To be sure, this is how most IPOs work. Big funds willing to take on the risk of a company stepping its toes into the public trading waters can buy shares in big blocks and always get first crack before the public.

But the numbers involved with the LinkedIn IPO were dizzying and suggesting to some that Wall Street had formed a barricade around the companythat would sucker in smaller investors after the fact and let the big firms stow away the lion's share of the profits.

"You get all the retail guys buying in after the opening because they didn't get allocation," says Dave Rovelli, managing director of US trading at Canaccord Adams. "I told anybody who would listen that I would short the hell out of this thing after it opened."

Alas, as Rovelli notes, it's extremely difficult to short-sell an IPO until it's on the market for at least 30 days. But the temptation was still there.

Consider: first projections showed the IPO price likely in the $32 to $35 range. The final price in the deal handled by Morgan Stanley escalated to $45, a 40 percent difference from the low end of projections.

Then consider that the first trade for LinkedIn came in at a nearly unfathomable $83—fully 84 percent higher than big firms like Wellington and Fidelity paid for their shares.

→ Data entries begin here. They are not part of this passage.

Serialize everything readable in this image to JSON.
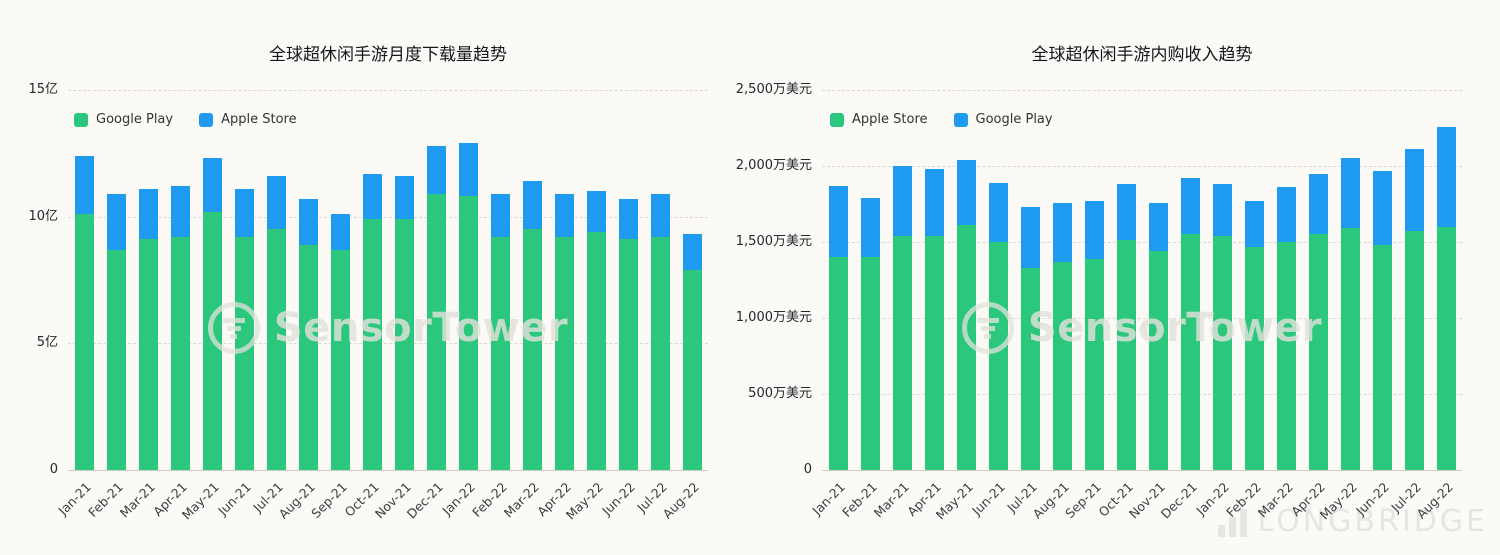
{
  "watermarks": {
    "sensortower": "SensorTower",
    "longbridge": "LONGBRIDGE"
  },
  "chart_data": [
    {
      "type": "bar",
      "stacked": true,
      "title": "全球超休闲手游月度下载量趋势",
      "xlabel": "",
      "ylabel": "",
      "y_unit": "亿",
      "ylim": [
        0,
        15
      ],
      "grid": "dashed-horizontal",
      "legend_position": "top-left",
      "y_ticks": [
        {
          "value": 15,
          "label": "15亿"
        },
        {
          "value": 10,
          "label": "10亿"
        },
        {
          "value": 5,
          "label": "5亿"
        },
        {
          "value": 0,
          "label": "0"
        }
      ],
      "categories": [
        "Jan-21",
        "Feb-21",
        "Mar-21",
        "Apr-21",
        "May-21",
        "Jun-21",
        "Jul-21",
        "Aug-21",
        "Sep-21",
        "Oct-21",
        "Nov-21",
        "Dec-21",
        "Jan-22",
        "Feb-22",
        "Mar-22",
        "Apr-22",
        "May-22",
        "Jun-22",
        "Jul-22",
        "Aug-22"
      ],
      "series": [
        {
          "name": "Google Play",
          "color": "#2bc77d",
          "values": [
            10.1,
            8.7,
            9.1,
            9.2,
            10.2,
            9.2,
            9.5,
            8.9,
            8.7,
            9.9,
            9.9,
            10.9,
            10.8,
            9.2,
            9.5,
            9.2,
            9.4,
            9.1,
            9.2,
            7.9
          ]
        },
        {
          "name": "Apple Store",
          "color": "#1e9bf0",
          "values": [
            2.3,
            2.2,
            2.0,
            2.0,
            2.1,
            1.9,
            2.1,
            1.8,
            1.4,
            1.8,
            1.7,
            1.9,
            2.1,
            1.7,
            1.9,
            1.7,
            1.6,
            1.6,
            1.7,
            1.4
          ]
        }
      ]
    },
    {
      "type": "bar",
      "stacked": true,
      "title": "全球超休闲手游内购收入趋势",
      "xlabel": "",
      "ylabel": "",
      "y_unit": "万美元",
      "ylim": [
        0,
        2500
      ],
      "grid": "dashed-horizontal",
      "legend_position": "top-left",
      "y_ticks": [
        {
          "value": 2500,
          "label": "2,500万美元"
        },
        {
          "value": 2000,
          "label": "2,000万美元"
        },
        {
          "value": 1500,
          "label": "1,500万美元"
        },
        {
          "value": 1000,
          "label": "1,000万美元"
        },
        {
          "value": 500,
          "label": "500万美元"
        },
        {
          "value": 0,
          "label": "0"
        }
      ],
      "categories": [
        "Jan-21",
        "Feb-21",
        "Mar-21",
        "Apr-21",
        "May-21",
        "Jun-21",
        "Jul-21",
        "Aug-21",
        "Sep-21",
        "Oct-21",
        "Nov-21",
        "Dec-21",
        "Jan-22",
        "Feb-22",
        "Mar-22",
        "Apr-22",
        "May-22",
        "Jun-22",
        "Jul-22",
        "Aug-22"
      ],
      "series": [
        {
          "name": "Apple Store",
          "color": "#2bc77d",
          "values": [
            1400,
            1400,
            1540,
            1540,
            1610,
            1500,
            1330,
            1370,
            1390,
            1510,
            1440,
            1550,
            1540,
            1470,
            1500,
            1550,
            1590,
            1480,
            1570,
            1600
          ]
        },
        {
          "name": "Google Play",
          "color": "#1e9bf0",
          "values": [
            470,
            390,
            460,
            440,
            430,
            390,
            400,
            390,
            380,
            370,
            320,
            370,
            340,
            300,
            360,
            400,
            460,
            490,
            540,
            660
          ]
        }
      ]
    }
  ]
}
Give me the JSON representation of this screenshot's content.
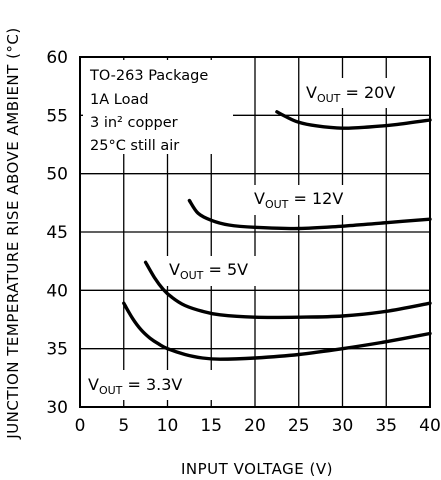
{
  "chart_data": {
    "type": "line",
    "xlabel": "INPUT VOLTAGE (V)",
    "ylabel": "JUNCTION TEMPERATURE RISE ABOVE AMBIENT (°C)",
    "xlim": [
      0,
      40
    ],
    "ylim": [
      30,
      60
    ],
    "x_ticks": [
      0,
      5,
      10,
      15,
      20,
      25,
      30,
      35,
      40
    ],
    "y_ticks": [
      30,
      35,
      40,
      45,
      50,
      55,
      60
    ],
    "grid": true,
    "conditions": [
      "TO-263 Package",
      "1A Load",
      "3 in² copper",
      "25°C still air"
    ],
    "series": [
      {
        "name": "VOUT = 3.3V",
        "x": [
          5,
          6,
          7,
          8,
          9,
          10,
          12,
          14,
          16,
          20,
          25,
          30,
          35,
          40
        ],
        "y": [
          38.9,
          37.6,
          36.6,
          35.9,
          35.4,
          35.0,
          34.5,
          34.2,
          34.1,
          34.2,
          34.5,
          35.0,
          35.6,
          36.3
        ]
      },
      {
        "name": "VOUT = 5V",
        "x": [
          7.5,
          8.5,
          9.5,
          10.5,
          12,
          14,
          16,
          20,
          25,
          30,
          35,
          40
        ],
        "y": [
          42.4,
          41.1,
          40.1,
          39.4,
          38.7,
          38.2,
          37.9,
          37.7,
          37.7,
          37.8,
          38.2,
          38.9
        ]
      },
      {
        "name": "VOUT = 12V",
        "x": [
          12.5,
          13.5,
          15,
          17,
          20,
          25,
          30,
          35,
          40
        ],
        "y": [
          47.7,
          46.6,
          46.0,
          45.6,
          45.4,
          45.3,
          45.5,
          45.8,
          46.1
        ]
      },
      {
        "name": "VOUT = 20V",
        "x": [
          22.5,
          23.5,
          25,
          27,
          30,
          33,
          36,
          40
        ],
        "y": [
          55.3,
          54.9,
          54.4,
          54.1,
          53.9,
          54.0,
          54.2,
          54.6
        ]
      }
    ]
  },
  "labels": {
    "vout_20": {
      "pre": "V",
      "sub": "OUT",
      "post": " = 20V"
    },
    "vout_12": {
      "pre": "V",
      "sub": "OUT",
      "post": " = 12V"
    },
    "vout_5": {
      "pre": "V",
      "sub": "OUT",
      "post": " = 5V"
    },
    "vout_33": {
      "pre": "V",
      "sub": "OUT",
      "post": " = 3.3V"
    }
  }
}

Fair? Perhaps not. But welcome to Wall Street.

"This is awesome, this is fantastic news for equities, for retail investors, for financials," says Todd Schoenberger, managing director of LandColt Trading in Lewes, Del. "This generates incredible trading demand."

Indeed, more than 17 million shares of LinkedIn traded hands by noon—more than four times the amount of Goldman Sachs , for instance—and even investors who didn't get the IPO price were still ahead 23 percent for the day.

"It may seem high-priced at $80 or $90 a share," Schoenberger says. "But it's probably at a discount."